Im Fall Van Den Bleeke haben drei Psychiater dem Mann unabhängig voneinander eine unheilbare psychische Erkrankung attestiert. Das Justizministerium hat dem Antrag auf aktive Sterbehilfe also zugestimmt, das Berufungsgericht von Brüssel hat die Entscheidung am Montag beurkundet. Belgien sorgt damit für eine weltweite Premiere: Zwar wurde bereits aktive Sterbehilfe für unheilbar kranke Häftlinge zugestimmt, aber noch nie für einen psychisch gestörten Straftäter.
Sollte Frank Van Den Bleeke einen Arzt und ein Krankenhaus finden, die bereit sind, ihm die Euthanasie zu gewähren, dann darf er das Gefängnis für 48 Stunden verlassen - damit der Abschied von seiner Familie so menschenwürdig wie möglich über die Bühne gehen kann.
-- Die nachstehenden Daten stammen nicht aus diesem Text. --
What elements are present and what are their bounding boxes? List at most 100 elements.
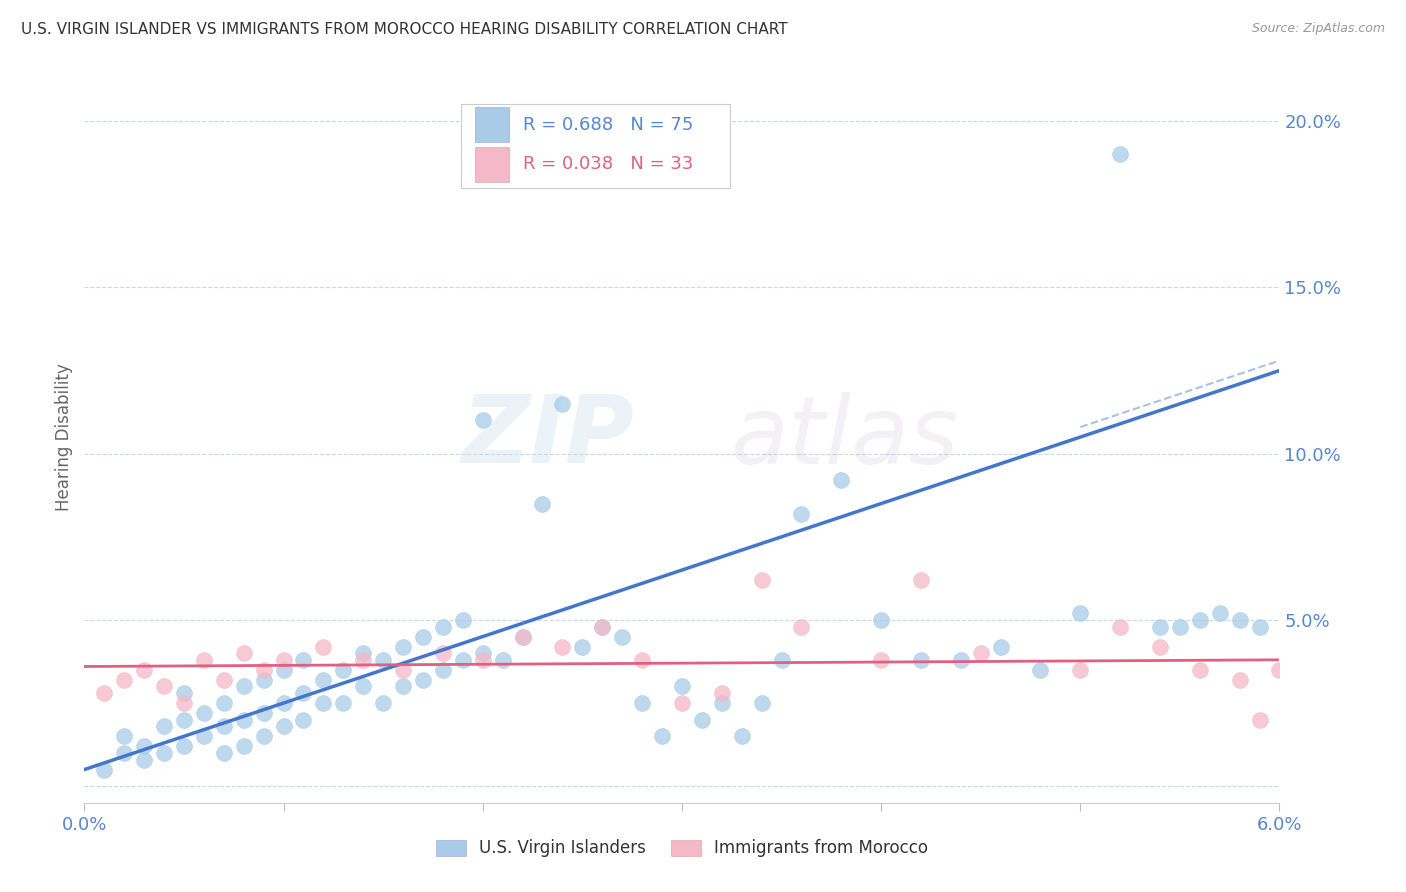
Point (312, 673, 335, 687)
Point (1109, 147, 1132, 161)
Point (273, 663, 295, 677)
Point (571, 640, 593, 654)
Point (292, 653, 315, 667)
Point (212, 673, 235, 687)
Point (451, 653, 474, 667)
Point (132, 663, 156, 677)
Y-axis label: Hearing Disability: Hearing Disability (55, 363, 73, 511)
FancyBboxPatch shape (461, 104, 730, 188)
Point (949, 653, 972, 667)
Point (292, 713, 315, 727)
Point (173, 713, 195, 727)
Point (153, 719, 176, 733)
Legend: U.S. Virgin Islanders, Immigrants from Morocco: U.S. Virgin Islanders, Immigrants from M… (429, 832, 935, 864)
Point (193, 653, 215, 667)
Text: R = 0.038   N = 33: R = 0.038 N = 33 (523, 155, 693, 173)
Point (312, 696, 335, 710)
Point (352, 680, 374, 694)
Point (1249, 713, 1271, 727)
Point (173, 696, 195, 710)
Point (112, 673, 135, 687)
Point (471, 413, 494, 427)
Point (432, 646, 454, 660)
Point (153, 746, 176, 760)
Point (232, 713, 254, 727)
Point (132, 753, 156, 767)
Point (790, 619, 813, 633)
Point (1188, 663, 1211, 677)
Point (392, 663, 415, 677)
Point (232, 680, 254, 694)
Point (1069, 607, 1091, 621)
Point (273, 719, 295, 733)
Point (551, 640, 574, 654)
Text: R = 0.688   N = 75: R = 0.688 N = 75 (523, 116, 693, 134)
Text: ZIP: ZIP (461, 391, 634, 483)
FancyBboxPatch shape (475, 146, 509, 182)
Point (1069, 663, 1091, 677)
Point (451, 613, 474, 627)
Text: U.S. VIRGIN ISLANDER VS IMMIGRANTS FROM MOROCCO HEARING DISABILITY CORRELATION C: U.S. VIRGIN ISLANDER VS IMMIGRANTS FROM … (21, 22, 787, 37)
Text: atlas: atlas (730, 392, 957, 483)
Point (512, 630, 534, 644)
Point (373, 653, 395, 667)
Point (432, 619, 454, 633)
Point (212, 719, 235, 733)
FancyBboxPatch shape (475, 107, 509, 143)
Point (273, 653, 295, 667)
Point (492, 653, 515, 667)
Point (193, 729, 215, 743)
Point (352, 653, 374, 667)
Point (870, 653, 893, 667)
Point (1168, 619, 1191, 633)
Point (332, 663, 354, 677)
Point (990, 640, 1012, 654)
Point (253, 729, 276, 743)
Point (751, 573, 773, 587)
Point (1229, 613, 1251, 627)
Point (392, 680, 415, 694)
Point (751, 696, 773, 710)
Point (731, 729, 754, 743)
Point (710, 696, 733, 710)
Point (471, 653, 494, 667)
Point (412, 673, 434, 687)
Point (690, 713, 713, 727)
Point (471, 646, 494, 660)
Point (830, 473, 852, 487)
Point (352, 646, 374, 660)
Point (373, 696, 395, 710)
Point (392, 640, 415, 654)
Point (93, 686, 115, 700)
Point (253, 673, 276, 687)
Point (212, 746, 235, 760)
Point (531, 497, 554, 511)
Point (432, 663, 454, 677)
Point (273, 696, 295, 710)
Point (332, 696, 354, 710)
Point (910, 573, 932, 587)
Point (232, 739, 254, 754)
Point (870, 613, 893, 627)
Point (1268, 663, 1291, 677)
Point (1209, 607, 1232, 621)
Point (232, 646, 254, 660)
Point (173, 739, 195, 754)
Point (591, 619, 613, 633)
Point (1188, 613, 1211, 627)
Point (910, 653, 932, 667)
Point (591, 619, 613, 633)
Point (1149, 640, 1171, 654)
Point (292, 686, 315, 700)
Point (770, 653, 793, 667)
Point (312, 640, 335, 654)
Point (790, 507, 813, 521)
Point (173, 686, 195, 700)
Point (631, 696, 654, 710)
Point (1229, 673, 1251, 687)
Point (93, 763, 115, 777)
Point (970, 646, 993, 660)
Point (1249, 619, 1271, 633)
Point (551, 397, 574, 411)
Point (1149, 619, 1171, 633)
Angesichts der Brisanz des Falles dürfte sich die Suche nach einem Krankenhaus allerdings schwierig gestalten, meinen die Fachleute.
Zum Umgang des belgischen Justizwesens mit psychisch Gestörten meint Distelmans: "Den Zivilisationsgrad einer Gesellschaft kann man daran messen, wie sie mit den Schwächsten - in diesem Fall also mit Internierten - umgeht. Die Bilanz fällt wohl äußerst schlecht aus."